April 1994/Record-Oriented Data Compression/Sidebar

Two Popular Compression Algorithms

Two general purpose data compression algorithms are currently in widespread use. These are the Lempel-Ziv-Welch (LZW) algorithm (Welch, Terry A., "A Technique for High Performance Data Compression," IEEE Computer, June, 1984.) and the Huffman encoding algorithm. Both are lossless compression methods, but rely on completely different compression mechanisms.
The LZW algorithm generally yields better results and does not require external tables. This algorithm replaces strings of characters with single codes which create a sort of expanded alphabet. LZW adds new strings to a string table, which is created dynamically as the input data stream is processed. As output LZW produces the codes representing strings in the input stream.
In the decompression phase the LZW algorithm reads the string codes, from which it can dynamically reconstruct the string table and output the original strings of characters.
The Huffman encoding algorithm is based on the observation that certain characters, especially in text, occur more frequently than others. Instead of allocating an 8-bit ASCII code to each character the Huffman algorithm uses variable-length codes for each character. Frequently occurring characters are represented by codes with fewer bits while rarely occurring characters are represented by codes with more bits.
Static Huffman encoding requires a table of probabilities of occurrence of each character before compression. Programs may derive this table from a pre-scan of the actual data if it is available, or from statistical observations of similar data — this works well for English text, for example. In any event, the program constructs an encoding tree from the probability information. This tree must be available in both the compression and decompression phases. Though the output consists of variable-length bit strings for each character, no end-of-character markers are required — the algorithm "knows" when it has reached the end of a code in the decompression phase.

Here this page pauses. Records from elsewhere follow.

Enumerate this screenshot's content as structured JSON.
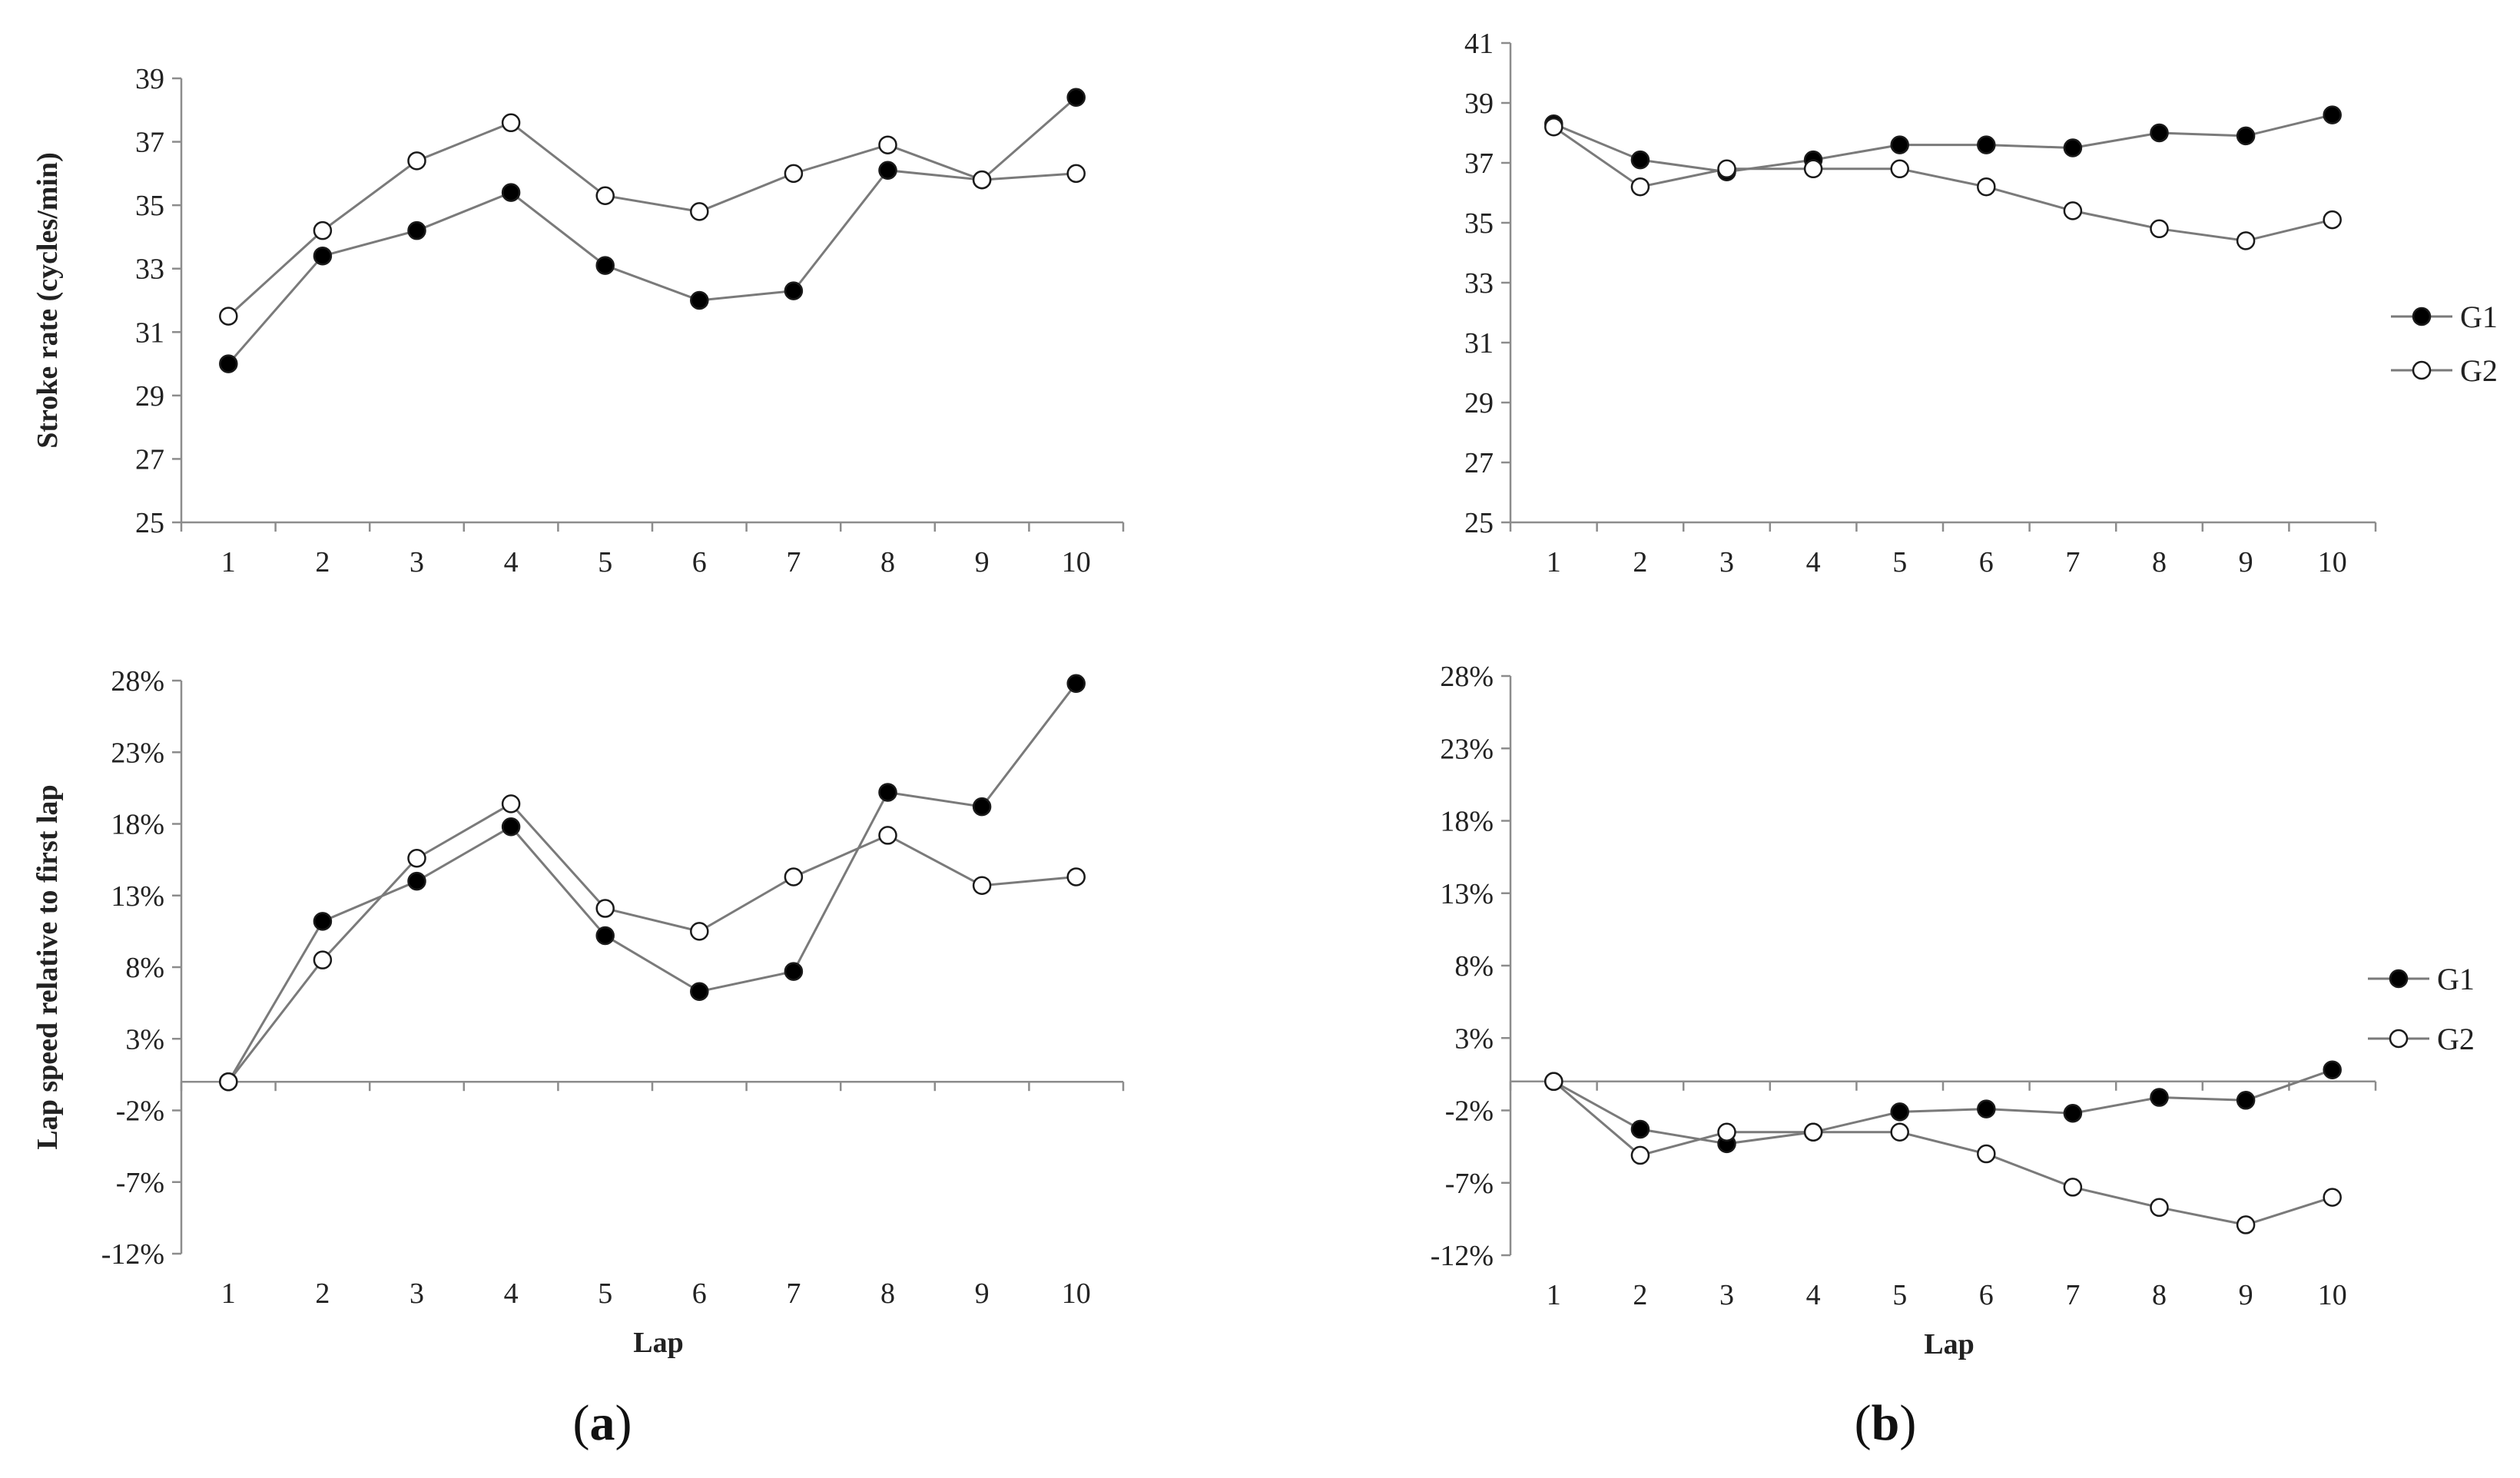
{
  "colors": {
    "axis": "#8c8c8c",
    "line": "#7a7a7a",
    "marker_stroke": "#1a1a1a",
    "g1_fill": "#000000",
    "g2_fill": "#ffffff"
  },
  "chart_data": [
    {
      "id": "a_top",
      "type": "line",
      "categories": [
        "1",
        "2",
        "3",
        "4",
        "5",
        "6",
        "7",
        "8",
        "9",
        "10"
      ],
      "ylabel": "Stroke rate (cycles/min)",
      "xlabel": "",
      "ylim": [
        25,
        39
      ],
      "yticks": [
        25,
        27,
        29,
        31,
        33,
        35,
        37,
        39
      ],
      "ytick_labels": [
        "25",
        "27",
        "29",
        "31",
        "33",
        "35",
        "37",
        "39"
      ],
      "series": [
        {
          "name": "G1",
          "values": [
            30.0,
            33.4,
            34.2,
            35.4,
            33.1,
            32.0,
            32.3,
            36.1,
            35.8,
            38.4
          ]
        },
        {
          "name": "G2",
          "values": [
            31.5,
            34.2,
            36.4,
            37.6,
            35.3,
            34.8,
            36.0,
            36.9,
            35.8,
            36.0
          ]
        }
      ],
      "legend": null
    },
    {
      "id": "b_top",
      "type": "line",
      "categories": [
        "1",
        "2",
        "3",
        "4",
        "5",
        "6",
        "7",
        "8",
        "9",
        "10"
      ],
      "ylabel": "",
      "xlabel": "",
      "ylim": [
        25,
        41
      ],
      "yticks": [
        25,
        27,
        29,
        31,
        33,
        35,
        37,
        39,
        41
      ],
      "ytick_labels": [
        "25",
        "27",
        "29",
        "31",
        "33",
        "35",
        "37",
        "39",
        "41"
      ],
      "series": [
        {
          "name": "G1",
          "values": [
            38.3,
            37.1,
            36.7,
            37.1,
            37.6,
            37.6,
            37.5,
            38.0,
            37.9,
            38.6
          ]
        },
        {
          "name": "G2",
          "values": [
            38.2,
            36.2,
            36.8,
            36.8,
            36.8,
            36.2,
            35.4,
            34.8,
            34.4,
            35.1
          ]
        }
      ],
      "legend": [
        "G1",
        "G2"
      ]
    },
    {
      "id": "a_bottom",
      "type": "line",
      "categories": [
        "1",
        "2",
        "3",
        "4",
        "5",
        "6",
        "7",
        "8",
        "9",
        "10"
      ],
      "ylabel": "Lap speed relative to first lap",
      "xlabel": "Lap",
      "ylim": [
        -12,
        28
      ],
      "yticks": [
        -12,
        -7,
        -2,
        3,
        8,
        13,
        18,
        23,
        28
      ],
      "ytick_labels": [
        "-12%",
        "-7%",
        "-2%",
        "3%",
        "8%",
        "13%",
        "18%",
        "23%",
        "28%"
      ],
      "series": [
        {
          "name": "G1",
          "values": [
            0.0,
            11.2,
            14.0,
            17.8,
            10.2,
            6.3,
            7.7,
            20.2,
            19.2,
            27.8
          ]
        },
        {
          "name": "G2",
          "values": [
            0.0,
            8.5,
            15.6,
            19.4,
            12.1,
            10.5,
            14.3,
            17.2,
            13.7,
            14.3
          ]
        }
      ],
      "legend": null
    },
    {
      "id": "b_bottom",
      "type": "line",
      "categories": [
        "1",
        "2",
        "3",
        "4",
        "5",
        "6",
        "7",
        "8",
        "9",
        "10"
      ],
      "ylabel": "",
      "xlabel": "Lap",
      "ylim": [
        -12,
        28
      ],
      "yticks": [
        -12,
        -7,
        -2,
        3,
        8,
        13,
        18,
        23,
        28
      ],
      "ytick_labels": [
        "-12%",
        "-7%",
        "-2%",
        "3%",
        "8%",
        "13%",
        "18%",
        "23%",
        "28%"
      ],
      "series": [
        {
          "name": "G1",
          "values": [
            0.0,
            -3.3,
            -4.3,
            -3.5,
            -2.1,
            -1.9,
            -2.2,
            -1.1,
            -1.3,
            0.8
          ]
        },
        {
          "name": "G2",
          "values": [
            0.0,
            -5.1,
            -3.5,
            -3.5,
            -3.5,
            -5.0,
            -7.3,
            -8.7,
            -9.9,
            -8.0
          ]
        }
      ],
      "legend": [
        "G1",
        "G2"
      ]
    }
  ],
  "captions": [
    {
      "open": "(",
      "letter": "a",
      "close": ")"
    },
    {
      "open": "(",
      "letter": "b",
      "close": ")"
    }
  ]
}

Choosing an Algorithm for Compression
As mentioned above, the LZW algorithm generally produces better compression ratios but it is not suitable for record-oriented compression. The records involved may be quite short and may contain no repeated strings. Since the records may be processed independently (for example, inserting one record at random into a data base) LZW can't take advantage of the fact that the data base or file as a whole may have much repeated information in it. Since the LZW algorithm works by replacing repeated strings with shorter codes it would often provide unsatisfactory compression in this application.
Huffman encoding will work with individual records, but it's not without drawbacks. First, Huffman encoding requires an encoding tree be available during both compression and decompression phases. If you use an encoding tree that was constructed from data with a particular character frequency distribution to encode data that has a different character frequency distribution, your results will not be satisfactory. Second, the algorithm doesn't work well for data containing characters that occur with a roughly uniform frequency. Binary data is particularly bad — files such as a program executable don't compress — they will probably increase in size!
A third problem stems from the algorithm's conversion of input data as a string of bytes to output data as a string of bits. Since most computers can only address data units down to the byte level, this output string must be padded out to an integral number of bytes. Unfortunately, in the decompression phase the Huffman algorithm can't tell whether these extra few bits represent more characters or whether they are just padding. It is therefore necessary to inform the decompression program what the original record length was so it will know when to stop.
Having said all that, the algorithm generally works well for text data. For English text you can expect data to be compressed to about 60% of its original size. The algorithm also works well in situations where your data consists of numbers represented by ASCII digits — in this case you can get compressions closer to 40% of the original size.